11am - 12 noon

Friday 27 June 2025

Generative Models for High Dynamic Range Panorama Outpainting from a Single-View Image

PhD Viva Open Presentation - Jack Hilliard

Online event (Teams) - All Welcome!

Free

Online

Speakers


Generative Models for High Dynamic Range Panorama Outpainting from a Single-View Image

Abstract:

In the past few years, the field of illumination estimation from a limited field of view (LFOV) low dynamic range image (LDRI) has witnessed rapid developments assisted by the innovations in the overarching field of image generation. Initial approaches that could only produce lighting conditions to render diffuse and specular objects accurately have made way for image-based lighting models that can generate the features of a scene to plausibly render mirror reflective objects by utilising high dynamic range (HDR) 360◦ Equirectangular Panorama (ERP) environment maps. Although impressive advancements have been made, the field has not yet realised its apex, where the estimated illumination conditions of a scene can be used to composite an object that is indistinguishable for the human eye. In this thesis, we aim to further the field of illumination estimation to its ultimate goal by investigating generative Artificial Intelligence (AI) approaches to improve the accuracy of the estimated light sources and the plausibility of the generated features while reducing the commonly introduced image artefacts.
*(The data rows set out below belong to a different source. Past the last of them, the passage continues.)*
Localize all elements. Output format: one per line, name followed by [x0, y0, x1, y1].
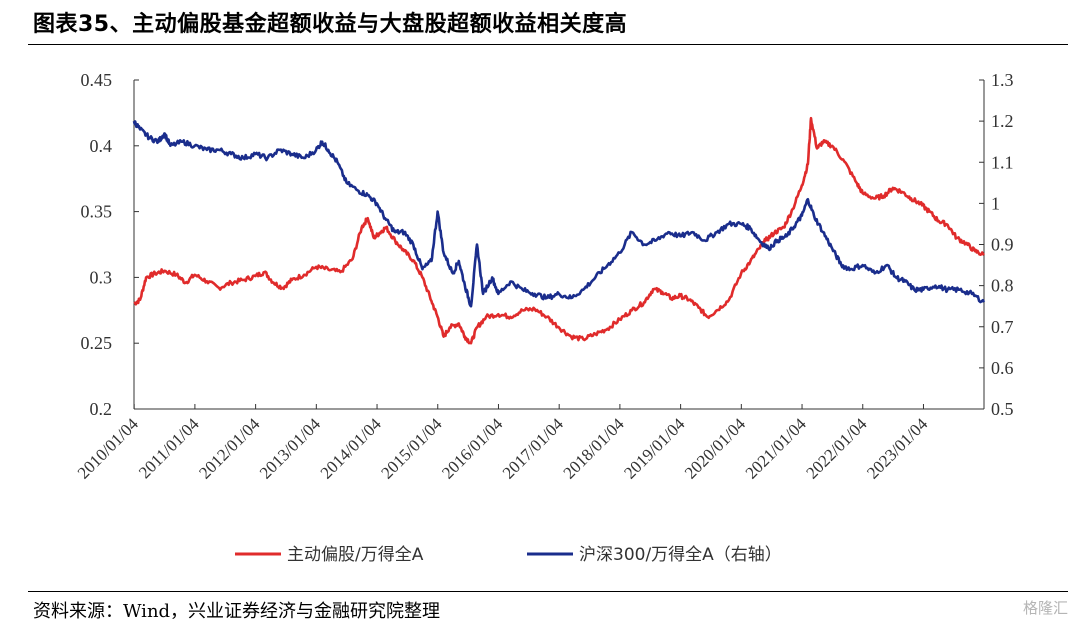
chart-title: 图表35、主动偏股基金超额收益与大盘股超额收益相关度高	[33, 12, 628, 37]
x-tick-label: 2022/01/04	[802, 414, 871, 483]
x-tick-label: 2014/01/04	[317, 414, 386, 483]
chart-axes: 0.45 0.4 0.35 0.3 0.25 0.2 1.3 1.2 1.1 1 0.9 0.8 0.7…	[74, 70, 1014, 483]
source-rule	[28, 591, 1068, 592]
y-left-tick-label: 0.3	[90, 267, 113, 287]
x-tick-label: 2020/01/04	[681, 414, 750, 483]
y-right-tick-label: 1.3	[991, 70, 1014, 90]
y-right-tick-label: 0.7	[991, 317, 1014, 337]
y-right-tick-label: 0.8	[991, 276, 1014, 296]
chart-series	[132, 116, 986, 345]
y-right-tick-label: 1	[991, 193, 1000, 213]
x-tick-label: 2012/01/04	[195, 414, 264, 483]
y-left-tick-label: 0.45	[81, 70, 113, 90]
x-tick-label: 2019/01/04	[620, 414, 689, 483]
y-right-tick-label: 1.2	[991, 111, 1014, 131]
x-tick-label: 2010/01/04	[74, 414, 143, 483]
chart-legend: 主动偏股/万得全A 沪深300/万得全A（右轴）	[235, 545, 782, 565]
y-right-tick-label: 0.5	[991, 399, 1014, 419]
x-tick-label: 2011/01/04	[135, 414, 203, 482]
x-tick-label: 2018/01/04	[560, 414, 629, 483]
x-tick-label: 2015/01/04	[377, 414, 446, 483]
y-left-tick-label: 0.35	[81, 202, 113, 222]
y-left-tick-label: 0.2	[90, 399, 113, 419]
legend-label: 主动偏股/万得全A	[287, 545, 424, 565]
y-right-tick-label: 0.9	[991, 235, 1014, 255]
x-tick-label: 2023/01/04	[863, 414, 932, 483]
series-line-csi300	[132, 120, 986, 308]
x-tick-label: 2017/01/04	[499, 414, 568, 483]
y-left-tick-label: 0.4	[90, 136, 113, 156]
x-tick-label: 2016/01/04	[438, 414, 507, 483]
y-right-tick-label: 1.1	[991, 152, 1014, 172]
legend-label: 沪深300/万得全A（右轴）	[579, 545, 782, 565]
series-line-active-equity	[133, 116, 985, 345]
line-chart: 0.45 0.4 0.35 0.3 0.25 0.2 1.3 1.2 1.1 1 0.9 0.8 0.7…	[74, 70, 1014, 565]
y-left-tick-label: 0.25	[81, 333, 113, 353]
x-tick-label: 2021/01/04	[742, 414, 811, 483]
y-right-tick-label: 0.6	[991, 358, 1014, 378]
title-rule	[28, 44, 1068, 45]
x-tick-label: 2013/01/04	[256, 414, 325, 483]
source-note: 资料来源：Wind，兴业证券经济与金融研究院整理	[33, 601, 441, 622]
watermark: 格隆汇	[1022, 599, 1068, 617]
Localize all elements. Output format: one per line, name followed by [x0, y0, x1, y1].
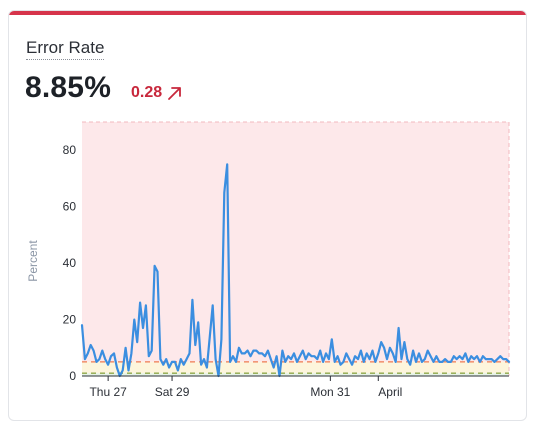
x-tick-label: April — [378, 385, 402, 399]
y-tick-label: 60 — [63, 200, 77, 214]
warning-zone — [82, 361, 509, 374]
y-tick-label: 0 — [69, 369, 76, 383]
x-tick-label: Mon 31 — [310, 385, 350, 399]
delta-value: 0.28 — [131, 84, 163, 101]
error-rate-series-line — [80, 163, 511, 378]
y-tick-label: 80 — [63, 143, 77, 157]
y-tick-label: 40 — [63, 256, 77, 270]
status-accent-bar — [9, 11, 526, 15]
metric-value: 8.85% — [25, 71, 112, 104]
metric-delta: 0.28 — [131, 83, 183, 103]
x-tick-label: Thu 27 — [89, 385, 127, 399]
arrow-up-right-icon — [168, 87, 182, 100]
x-tick-label: Sat 29 — [155, 385, 190, 399]
y-axis-label: Percent — [26, 240, 40, 282]
y-tick-label: 20 — [63, 313, 77, 327]
metric-title[interactable]: Error Rate — [26, 38, 105, 60]
ok-zone — [82, 373, 509, 376]
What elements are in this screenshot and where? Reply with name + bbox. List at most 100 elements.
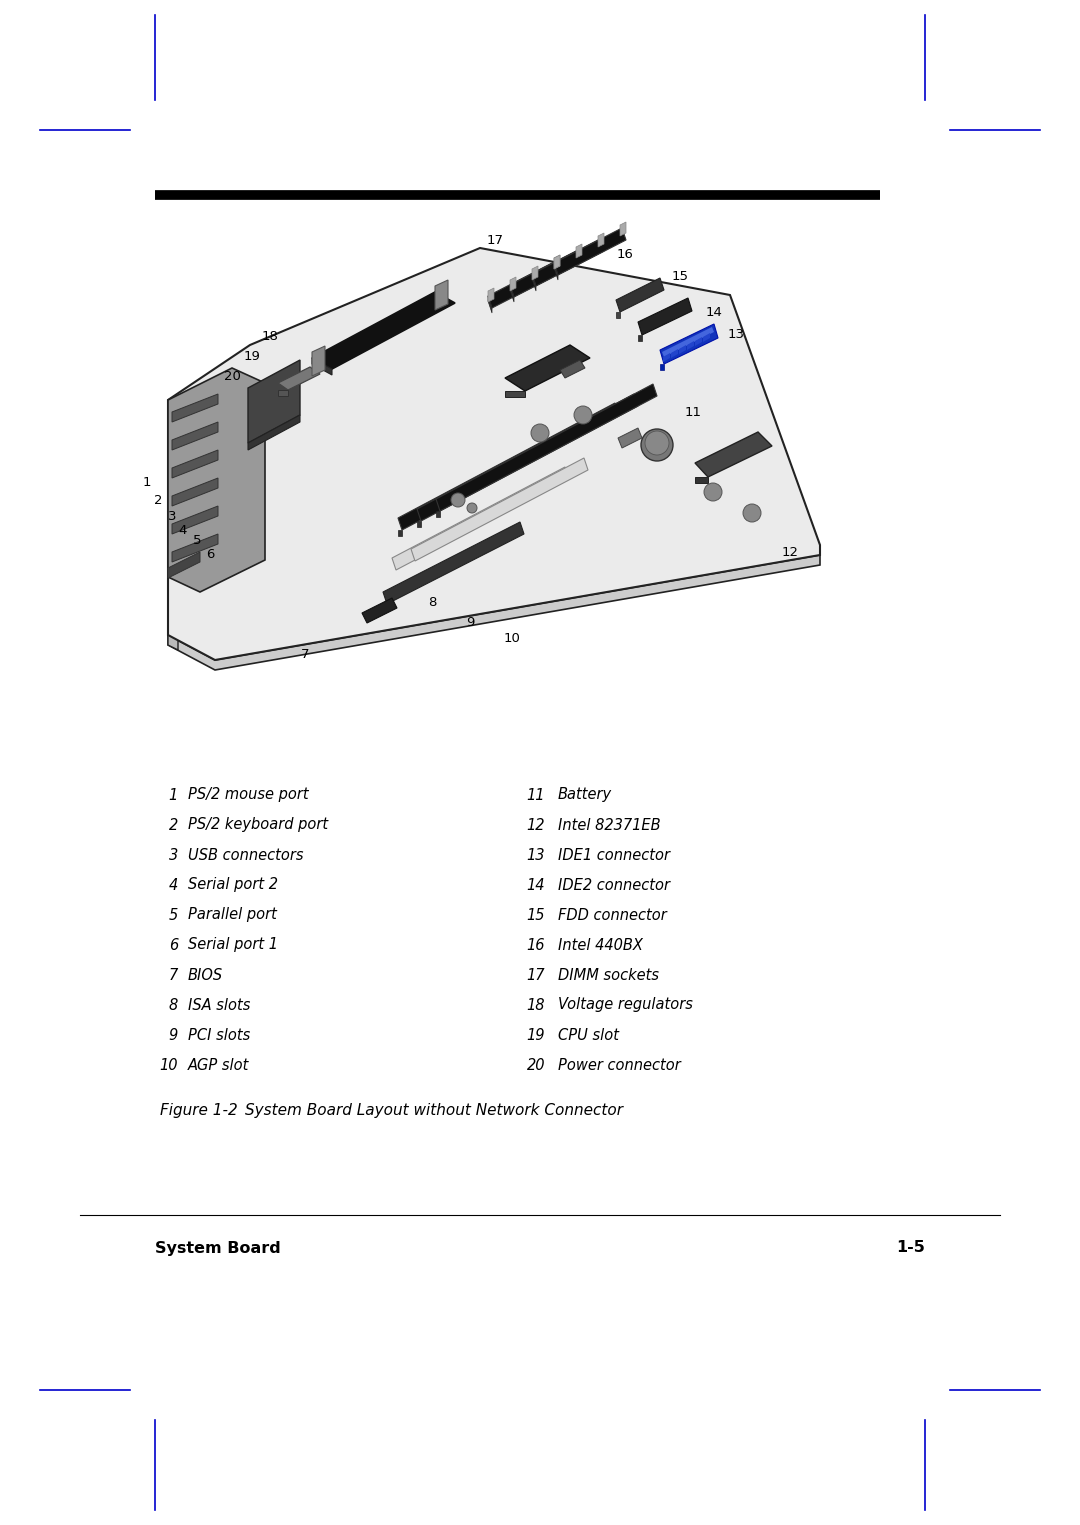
Polygon shape xyxy=(532,265,538,281)
Text: 4: 4 xyxy=(168,877,178,892)
Circle shape xyxy=(451,493,465,506)
Text: FDD connector: FDD connector xyxy=(558,907,666,923)
Polygon shape xyxy=(312,346,325,377)
Polygon shape xyxy=(488,288,494,302)
Text: 15: 15 xyxy=(672,270,689,284)
Text: 16: 16 xyxy=(617,247,634,261)
Text: 13: 13 xyxy=(728,328,744,342)
Polygon shape xyxy=(616,278,664,313)
Polygon shape xyxy=(660,323,718,364)
Text: 1-5: 1-5 xyxy=(896,1240,924,1255)
Text: 1: 1 xyxy=(168,787,178,802)
Polygon shape xyxy=(172,422,218,450)
Text: 11: 11 xyxy=(685,406,702,418)
Text: 12: 12 xyxy=(527,817,545,833)
Text: IDE1 connector: IDE1 connector xyxy=(558,848,670,863)
Circle shape xyxy=(743,503,761,522)
Text: 11: 11 xyxy=(527,787,545,802)
Text: 4: 4 xyxy=(179,523,187,537)
Polygon shape xyxy=(168,249,820,660)
Polygon shape xyxy=(436,384,657,511)
Polygon shape xyxy=(618,429,642,448)
Text: 18: 18 xyxy=(527,997,545,1013)
Polygon shape xyxy=(436,511,440,517)
Polygon shape xyxy=(417,522,421,528)
Text: 3: 3 xyxy=(167,511,176,523)
Text: 10: 10 xyxy=(503,631,521,645)
Text: 13: 13 xyxy=(527,848,545,863)
Polygon shape xyxy=(505,345,590,390)
Polygon shape xyxy=(417,393,638,522)
Text: 20: 20 xyxy=(527,1057,545,1072)
Text: PS/2 mouse port: PS/2 mouse port xyxy=(188,787,309,802)
Polygon shape xyxy=(383,604,387,610)
Polygon shape xyxy=(576,244,582,258)
Polygon shape xyxy=(362,598,397,624)
Text: USB connectors: USB connectors xyxy=(188,848,303,863)
Text: 8: 8 xyxy=(168,997,178,1013)
Polygon shape xyxy=(168,552,200,578)
Text: 14: 14 xyxy=(705,305,723,319)
Text: Serial port 2: Serial port 2 xyxy=(188,877,278,892)
Text: 6: 6 xyxy=(206,547,214,561)
Circle shape xyxy=(642,429,673,461)
Text: DIMM sockets: DIMM sockets xyxy=(558,967,659,982)
Polygon shape xyxy=(312,358,332,375)
Polygon shape xyxy=(168,368,265,592)
Polygon shape xyxy=(638,336,642,342)
Polygon shape xyxy=(312,291,455,369)
Text: 20: 20 xyxy=(224,369,241,383)
Polygon shape xyxy=(168,400,178,650)
Polygon shape xyxy=(532,239,604,287)
Polygon shape xyxy=(510,278,516,291)
Text: Serial port 1: Serial port 1 xyxy=(188,938,278,953)
Text: 2: 2 xyxy=(153,494,162,506)
Polygon shape xyxy=(687,342,694,351)
Text: 19: 19 xyxy=(527,1028,545,1043)
Text: 14: 14 xyxy=(527,877,545,892)
Polygon shape xyxy=(510,285,514,302)
Polygon shape xyxy=(488,296,492,313)
Text: 8: 8 xyxy=(428,596,436,610)
Polygon shape xyxy=(399,531,402,535)
Text: CPU slot: CPU slot xyxy=(558,1028,619,1043)
Polygon shape xyxy=(168,555,820,669)
Circle shape xyxy=(573,406,592,424)
Text: Voltage regulators: Voltage regulators xyxy=(558,997,693,1013)
Text: 5: 5 xyxy=(168,907,178,923)
Circle shape xyxy=(467,503,477,512)
Polygon shape xyxy=(172,393,218,422)
Polygon shape xyxy=(172,477,218,506)
Polygon shape xyxy=(638,297,692,336)
Text: 15: 15 xyxy=(527,907,545,923)
Text: Intel 440BX: Intel 440BX xyxy=(558,938,643,953)
Text: PS/2 keyboard port: PS/2 keyboard port xyxy=(188,817,328,833)
Polygon shape xyxy=(554,262,558,281)
Text: 9: 9 xyxy=(168,1028,178,1043)
Text: 2: 2 xyxy=(168,817,178,833)
Text: 9: 9 xyxy=(465,616,474,628)
Text: 18: 18 xyxy=(261,331,279,343)
Polygon shape xyxy=(411,458,588,561)
Text: 1: 1 xyxy=(143,476,151,488)
Polygon shape xyxy=(172,534,218,563)
Polygon shape xyxy=(620,223,626,236)
Polygon shape xyxy=(172,506,218,534)
Text: 12: 12 xyxy=(782,546,798,558)
Text: Intel 82371EB: Intel 82371EB xyxy=(558,817,661,833)
Text: 7: 7 xyxy=(168,967,178,982)
Polygon shape xyxy=(554,255,561,268)
Polygon shape xyxy=(696,477,708,483)
Polygon shape xyxy=(248,360,300,442)
Text: 6: 6 xyxy=(168,938,178,953)
Text: 19: 19 xyxy=(244,351,260,363)
Text: BIOS: BIOS xyxy=(188,967,224,982)
Text: Power connector: Power connector xyxy=(558,1057,680,1072)
Polygon shape xyxy=(663,352,670,361)
Polygon shape xyxy=(703,332,710,342)
Polygon shape xyxy=(696,337,702,346)
Text: 10: 10 xyxy=(160,1057,178,1072)
Text: Battery: Battery xyxy=(558,787,612,802)
Text: System Board Layout without Network Connector: System Board Layout without Network Conn… xyxy=(245,1103,623,1118)
Polygon shape xyxy=(435,281,448,310)
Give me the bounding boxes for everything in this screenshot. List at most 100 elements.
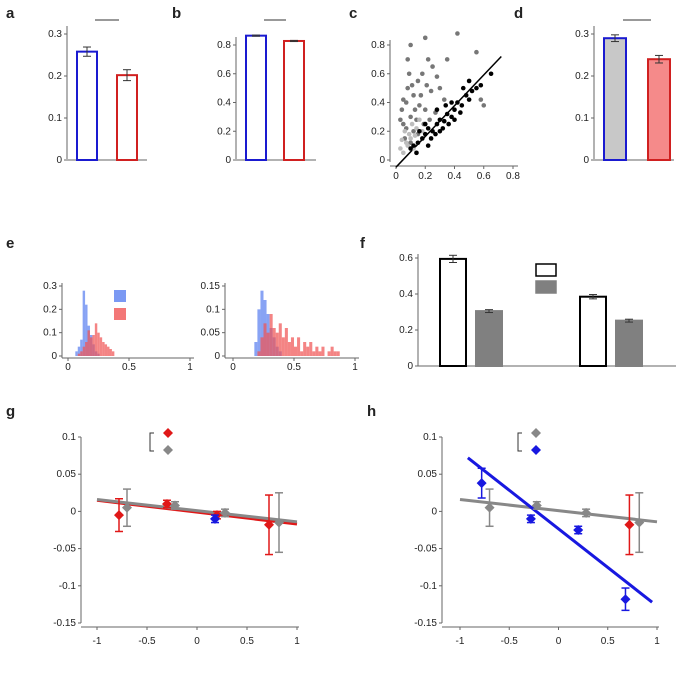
panel-label-g: g: [6, 403, 15, 420]
panel-e2-hist-bar-hfs: [287, 342, 291, 356]
panel-c-point-ff: [434, 107, 440, 112]
panel-c-x-tick-label: 0.8: [506, 171, 520, 182]
panel-b-y-tick-label: 0.2: [217, 126, 231, 137]
panel-c-y-tick-label: 0.2: [371, 126, 385, 137]
panel-h-x-tick-label: -0.5: [501, 636, 519, 647]
panel-c-point-high: [408, 114, 413, 120]
panel-c-point-ff: [422, 131, 428, 137]
panel-f-y-tick-label: 0.4: [399, 289, 413, 300]
panel-e1-hist-bar-hfs: [82, 346, 86, 356]
panel-e1-hist-bar-hfs: [109, 349, 112, 356]
panel-h-legend-marker: [531, 445, 541, 455]
panel-c-point-high: [441, 97, 447, 102]
panel-f-y-tick-label: 0: [407, 361, 413, 372]
panel-e2-hist-bar-hfs: [297, 337, 301, 356]
panel-f-bar: [439, 257, 467, 367]
panel-c-point-high: [437, 85, 443, 91]
panel-c-point-ff: [474, 85, 479, 91]
panel-g-point: [122, 502, 132, 513]
panel-c-point-ff: [441, 118, 447, 124]
panel-h-fit-line: [459, 498, 658, 524]
panel-h-point: [620, 594, 631, 605]
panel-h-fit-line: [466, 456, 654, 604]
panel-h-point: [573, 525, 584, 535]
panel-f-bar: [615, 319, 643, 368]
panel-b-y-tick-label: 0: [225, 155, 231, 166]
panel-h-point: [634, 517, 645, 528]
panel-c-point-ff: [446, 121, 451, 127]
panel-e1-legend-swatch: [114, 290, 126, 302]
panel-b-y-tick-label: 0.6: [217, 69, 231, 80]
panel-e2-hist-bar-hfs: [257, 351, 261, 356]
panel-h-point: [484, 502, 495, 513]
panel-a-bar: [76, 50, 98, 161]
panel-a-y-tick-label: 0.3: [48, 29, 62, 40]
panel-g-y-tick-label: -0.1: [59, 581, 77, 592]
panel-e1-y-tick-label: 0.2: [43, 304, 57, 315]
panel-c-point-high: [455, 31, 460, 36]
panel-h-y-tick-label: -0.15: [414, 618, 437, 629]
panel-c-point-ff: [437, 128, 443, 134]
panel-e1-hist-bar-hfs: [104, 344, 108, 356]
panel-e1-hist-bar-hfs: [107, 346, 110, 356]
panel-e1-hist-bar-control: [82, 290, 86, 356]
panel-e2-hist-bar-hfs: [306, 346, 310, 356]
panel-e1-hist-bar-hfs: [92, 335, 95, 356]
panel-g-x-tick-label: 0.5: [240, 636, 254, 647]
panel-c-point-ff: [425, 143, 431, 148]
panel-c-y-tick-label: 0: [379, 155, 385, 166]
panel-c-point-high: [425, 57, 431, 62]
panel-e1-y-tick-label: 0.3: [43, 281, 57, 292]
panel-e2-y-tick-label: 0.15: [201, 281, 221, 292]
panel-c-point-ff: [437, 117, 443, 123]
panel-c-point-high: [411, 128, 416, 134]
panel-c-x-tick-label: 0: [393, 171, 399, 182]
panel-h-x-tick-label: 1: [654, 636, 660, 647]
panel-c-point-ff: [415, 140, 421, 146]
panel-f-y-tick-label: 0.6: [399, 253, 413, 264]
panel-h-point: [624, 519, 635, 530]
panel-e2-hist-bar-hfs: [294, 346, 298, 356]
panel-e2-hist-bar-hfs: [269, 314, 273, 356]
panel-e2-hist-bar-hfs: [281, 337, 285, 356]
panel-g-x-tick-label: 1: [294, 636, 300, 647]
panel-h-point: [476, 478, 487, 489]
panel-c-point-ff: [420, 136, 425, 141]
panel-c-point-high: [406, 71, 412, 77]
panel-c-point-ff: [411, 143, 416, 148]
panel-e1-hist-bar-control: [77, 346, 81, 356]
panel-g-x-tick-label: 0: [194, 636, 200, 647]
panel-c-point-ff: [452, 107, 457, 112]
panel-c-point-high: [422, 107, 428, 112]
panel-c-point-low: [402, 128, 408, 134]
panel-c-point-ff: [466, 78, 472, 84]
panel-e1-hist-bar-hfs: [111, 351, 115, 356]
panel-g-point: [114, 510, 124, 521]
panel-c-point-high: [424, 82, 430, 88]
panel-g-legend-marker: [163, 445, 173, 455]
panel-g-legend-bracket: [149, 432, 154, 452]
panel-e2-hist-bar-hfs: [290, 337, 294, 356]
panel-c-point-high: [444, 57, 450, 62]
panel-e1-y-tick-label: 0.1: [43, 328, 57, 339]
panel-label-f: f: [360, 235, 366, 252]
panel-c-point-high: [430, 64, 435, 69]
panel-c-point-ff: [455, 100, 460, 105]
panel-c-point-ff: [478, 82, 484, 88]
panel-e2-hist-bar-hfs: [278, 323, 282, 356]
panel-g-fit-line: [96, 498, 298, 524]
panel-c-point-high: [427, 117, 432, 123]
panel-c-point-high: [403, 100, 409, 105]
panel-c-point-ff: [460, 85, 466, 91]
panel-c-point-ff: [440, 126, 446, 131]
panel-c-point-ff: [425, 126, 431, 131]
panel-c-x-tick-label: 0.4: [448, 171, 462, 182]
panel-e1-x-tick-label: 0.5: [122, 362, 136, 373]
panel-c-point-high: [412, 107, 418, 112]
panel-c-x-tick-label: 0.6: [477, 171, 491, 182]
panel-b-bar: [245, 34, 267, 161]
panel-f-legend-swatch: [535, 263, 557, 277]
panel-b-y-tick-label: 0.8: [217, 40, 231, 51]
panel-c-point-ff: [449, 114, 454, 120]
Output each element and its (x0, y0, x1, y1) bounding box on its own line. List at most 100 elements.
Our first contribution focuses on the illumination estimation problem as an outpainting task by incorporating the state-of-the-art approaches from the field of outpainting. We utilise a two-stage Generative Adversarial Network (GAN) model that first generates a diffuse irradiance map of the scene and then uses it, in combination with the initial input LFOV image, to generate the HDR environment map. We also incorporate some techniques such as rotating the ERP by 180◦ and performing circular padding on the sides of the image to reduce the border seam created from using the ERP format. Our approach performs competitively with state-of-the-art illumination estimation methods in terms of lighting accuracy for diffuse and specular surfaces but it lacks in terms of image plausibility and removing artefacts from the generated panorama.

The second contribution aims to remove the warping artefacts created by using the ERP format in standard convolutional neural networks. These appear as warped objects and textures at the image’s poles and as a border seam with non-continuous generation at the sides of the image. We achieve this by creating a U-Net style Vision Transformer (ViT) GAN that leverages the PanoSWIN attention block and circular convolutional padding. This network removed the seam and homogenised the generation at the sides of the image. It also reduced warping artefacts at the poles. This method performs at a state-of-the-art level in terms of lighting accuracy for diffuse surfaces as well as producing plausible panoramas, however, it tends to underperform in terms of the FID score compared to the current state-of-the-art methods.

In our third contribution, we incorporate the state-of-the-art image generation architecture, the Latent Diffusion Model (LDM). We modify the architecture of the LDM to reduce the aforementioned ERP artefacts. We propose an ERP convolutional padding for the latent autoencoder to remove the border seam and aid in continuous generation across the panorama. We propose and compare four Diffusion Transformer (DiT) architectures designed for the ERP format including our previous contribution. We compare this with the standard U-Net architecture for the denoising network and find that although there are benefits of using the an adapted architecture, such as reduced warping at the poles and more accurate lighting estimation, the U-Net generates higher quality and more plausible HDR environment maps. Evaluating our best model in line with current benchmarks, we demonstrate that our model is competitive with state-of-the-art illumination estimation methods.